The aim of this project is to evaluate tailored primary systemic therapy with sequential nab paclitaxel and epirubicin and cyclophosphamide in early breast cancer. This study will be an open label phase II clinical trial. The hypothesis is that tailored neoadjuvant chemotherapy with sequential nab paclitaxel and epirubicin and cyclophosphamide is feasible and achieves high response rates. It is proposed that 60 patients will be enrolled in this study including 40 patients which are likely to have chemotherapy sensitive tumors and 20 patients who have ER positive tumors and are more likely to respond to hormonal treatment as an exploratory cohort. The target population is women with early breast cancer who are eligible for primary systemic therapy. The overall response rate in the breast will be measured. Secondary endpoints will include response rates in axillary lymph nodes, safety and tolerability and the rate of breast conservation. Participants will have a blood test to determine a specific genotype status that may help in predicting sensitivity to chemotherapy. This genotype test result is exploratory and will not influence selection of therapy for participants.
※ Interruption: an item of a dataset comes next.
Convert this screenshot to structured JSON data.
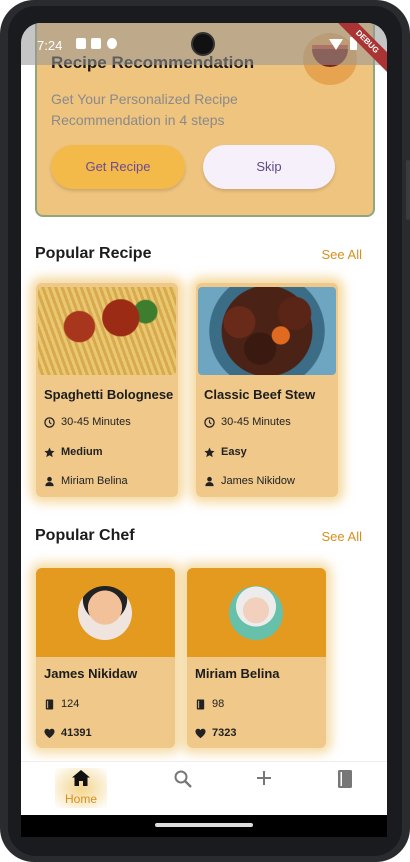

Patients will also be given the option of having he their tumour tissues used in laboratory studies involving isolating cancer initiating cells from the tumor to subsequently generate breast cancer models in the laboratory and using aptamers (chemical antibodies) to target tumours.


Clinical Trial Description

The prognosis and survival rate of breast cancer varies depending on the extent of the disease, performance status of patients and the type of tumour including the status of oestrogen receptor (ER), progesterone receptor (PR) and human epidermal growth factor receptor 2 (HER2). Expression of ER and PR generally indicates better prognosis than the overexpression of HER2 and triple negative breast cancer generally indicates more aggressive cancers with a high growth rate [1].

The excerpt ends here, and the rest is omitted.